As we walked around Brugge, however, we noticed something while stopping at chocolate shops seemingly on every corner. The only fat people we saw were tourists. How do Belgians fit on their bicycles with beer, chocolate and a cuisine heavily influenced by every fatty delicious ingredient known to France? We asked a bartender as we sat down for a pre-dinner brew before dining at Resto Mojo where I had baked cod with North Sea shrimp in a lobster cream sauce.

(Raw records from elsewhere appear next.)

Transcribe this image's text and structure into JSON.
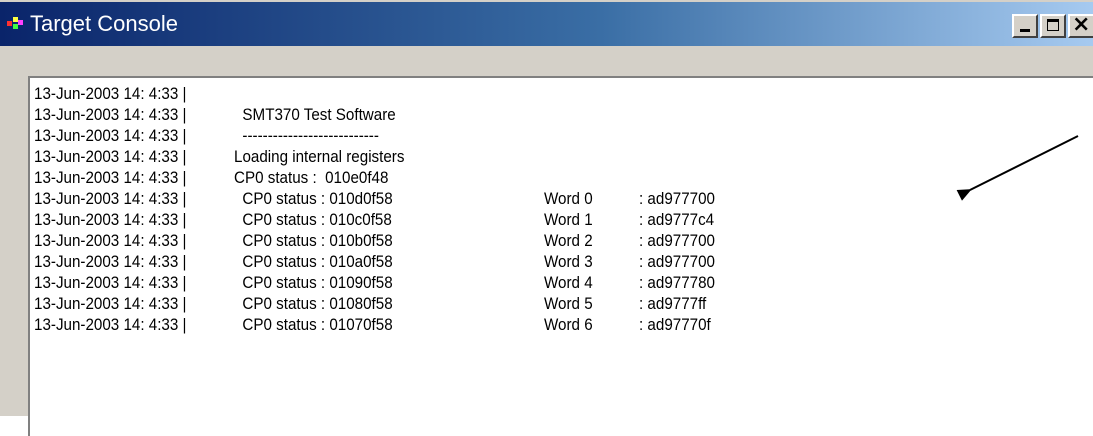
{
  "window": {
    "title": "Target Console",
    "controls": {
      "minimize": "_",
      "maximize": "□",
      "close": "×"
    }
  },
  "console": {
    "lines": [
      {
        "timestamp": "13-Jun-2003 14: 4:33 |",
        "message": "",
        "word": "",
        "value": ""
      },
      {
        "timestamp": "13-Jun-2003 14: 4:33 |",
        "message": "  SMT370 Test Software",
        "word": "",
        "value": ""
      },
      {
        "timestamp": "13-Jun-2003 14: 4:33 |",
        "message": "  ---------------------------",
        "word": "",
        "value": ""
      },
      {
        "timestamp": "13-Jun-2003 14: 4:33 |",
        "message": "Loading internal registers",
        "word": "",
        "value": ""
      },
      {
        "timestamp": "13-Jun-2003 14: 4:33 |",
        "message": "CP0 status :  010e0f48",
        "word": "",
        "value": ""
      },
      {
        "timestamp": "13-Jun-2003 14: 4:33 |",
        "message": "  CP0 status : 010d0f58",
        "word": "Word 0",
        "value": ": ad977700"
      },
      {
        "timestamp": "13-Jun-2003 14: 4:33 |",
        "message": "  CP0 status : 010c0f58",
        "word": "Word 1",
        "value": ": ad9777c4"
      },
      {
        "timestamp": "13-Jun-2003 14: 4:33 |",
        "message": "  CP0 status : 010b0f58",
        "word": "Word 2",
        "value": ": ad977700"
      },
      {
        "timestamp": "13-Jun-2003 14: 4:33 |",
        "message": "  CP0 status : 010a0f58",
        "word": "Word 3",
        "value": ": ad977700"
      },
      {
        "timestamp": "13-Jun-2003 14: 4:33 |",
        "message": "  CP0 status : 01090f58",
        "word": "Word 4",
        "value": ": ad977780"
      },
      {
        "timestamp": "13-Jun-2003 14: 4:33 |",
        "message": "  CP0 status : 01080f58",
        "word": "Word 5",
        "value": ": ad9777ff"
      },
      {
        "timestamp": "13-Jun-2003 14: 4:33 |",
        "message": "  CP0 status : 01070f58",
        "word": "Word 6",
        "value": ": ad97770f"
      }
    ]
  },
  "colors": {
    "titlebar_start": "#0a246a",
    "titlebar_end": "#a6caf0",
    "window_face": "#d4d0c8",
    "console_bg": "#ffffff"
  }
}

“We eat chocolate every day,” he said, adding that it’s quality not quantity in Belgium. “But we eat healthy. And we ride our bikes.”

Belgian waffles
Belgian waffles

Yes, Belgium has the ninth most bicycles per capita with 48 percent of the 7.8 population owning one. Bike racks in Bruges are as crowded as a teen-ager’s closet. The pubs overflow just as much, a remarkable marketing achievement considering how many bars doing business. This is a country that has 1,150 original Belgian beers. Go to a real Belgian pub and the ceiling is lined with glassware of every shape and size imaginable, each one formed specifically for the different ingredients in each beer. We settled into a corner pub above the canal called 2be Beer Wall. It serves 1,725 beers, not all Belgian, and all of them displayed on a wall the size usually reserved for gymnasiums.

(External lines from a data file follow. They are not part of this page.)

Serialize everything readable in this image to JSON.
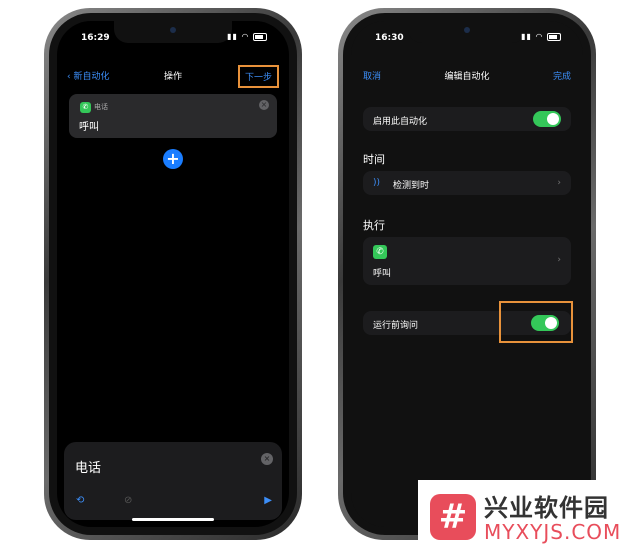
{
  "left_phone": {
    "status": {
      "time": "16:29"
    },
    "nav": {
      "back_label": "‹ 新自动化",
      "title": "操作",
      "next_label": "下一步"
    },
    "action_card": {
      "app_label": "电话",
      "action_label": "呼叫"
    },
    "add_button": "+",
    "bottom_panel": {
      "title": "电话",
      "close": "×"
    }
  },
  "right_phone": {
    "status": {
      "time": "16:30"
    },
    "nav": {
      "cancel_label": "取消",
      "title": "编辑自动化",
      "done_label": "完成"
    },
    "enable_row": {
      "label": "启用此自动化",
      "on": true
    },
    "time_section": {
      "header": "时间",
      "trigger_label": "检测到时"
    },
    "execute_section": {
      "header": "执行",
      "action_label": "呼叫"
    },
    "ask_row": {
      "label": "运行前询问",
      "on": true
    }
  },
  "watermark": {
    "name": "兴业软件园",
    "url": "MYXYJS.COM",
    "logo_glyph": "#"
  },
  "colors": {
    "accent_blue": "#3c8ef8",
    "toggle_green": "#34c759",
    "highlight_orange": "#e8923b",
    "brand_red": "#e84d5b"
  }
}
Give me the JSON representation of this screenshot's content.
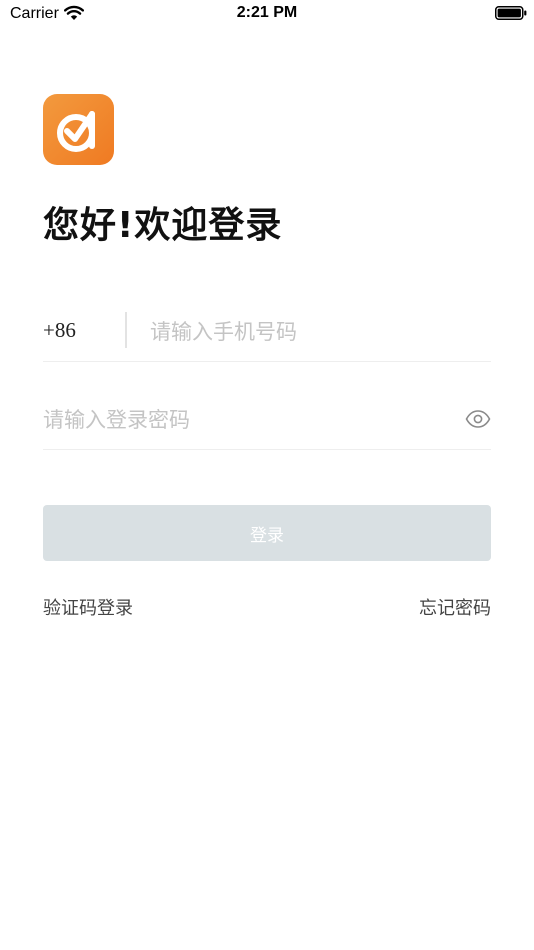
{
  "status_bar": {
    "carrier": "Carrier",
    "time": "2:21 PM",
    "wifi_icon": "wifi-icon",
    "battery_icon": "battery-icon"
  },
  "brand": {
    "logo_icon": "app-logo-check-icon",
    "accent_color": "#ef7a22"
  },
  "greeting": "您好!欢迎登录",
  "phone": {
    "country_code": "+86",
    "value": "",
    "placeholder": "请输入手机号码"
  },
  "password": {
    "value": "",
    "placeholder": "请输入登录密码",
    "toggle_icon": "eye-icon"
  },
  "login_button": {
    "label": "登录",
    "disabled_color": "#d9e0e3"
  },
  "links": {
    "sms_login": "验证码登录",
    "forgot_password": "忘记密码"
  }
}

We went outside and sat at a long steel table with umbrellas, listening to the ducks and the tourists floating down the canal. I ordered a medium Kwak, a terrific strong amber at 8 percent alcohol, relatively mild by Belgian standards. But nothing is small on the Belgian beer scene and they served it to me a flute-like glass about a foot and a half high, so big it came with its own wooden carrying case.

Belgium has 1,150 different beers. Photo by Marina Pascucci
Belgium has 1,150 different beers. Photo by Marina Pascucci

It made me think of the end of “In Bruges.” Gleeson throws himself out of the belfort, hoping his spectacular landing would warn Farrell that his target had turned the tables and was gunning for him. The ending was a sensational disaster for every character involved, even the dwarf. But then I thought, when the director yelled “CUT!” a lot of beer mugs and smiles soon rose over the canal.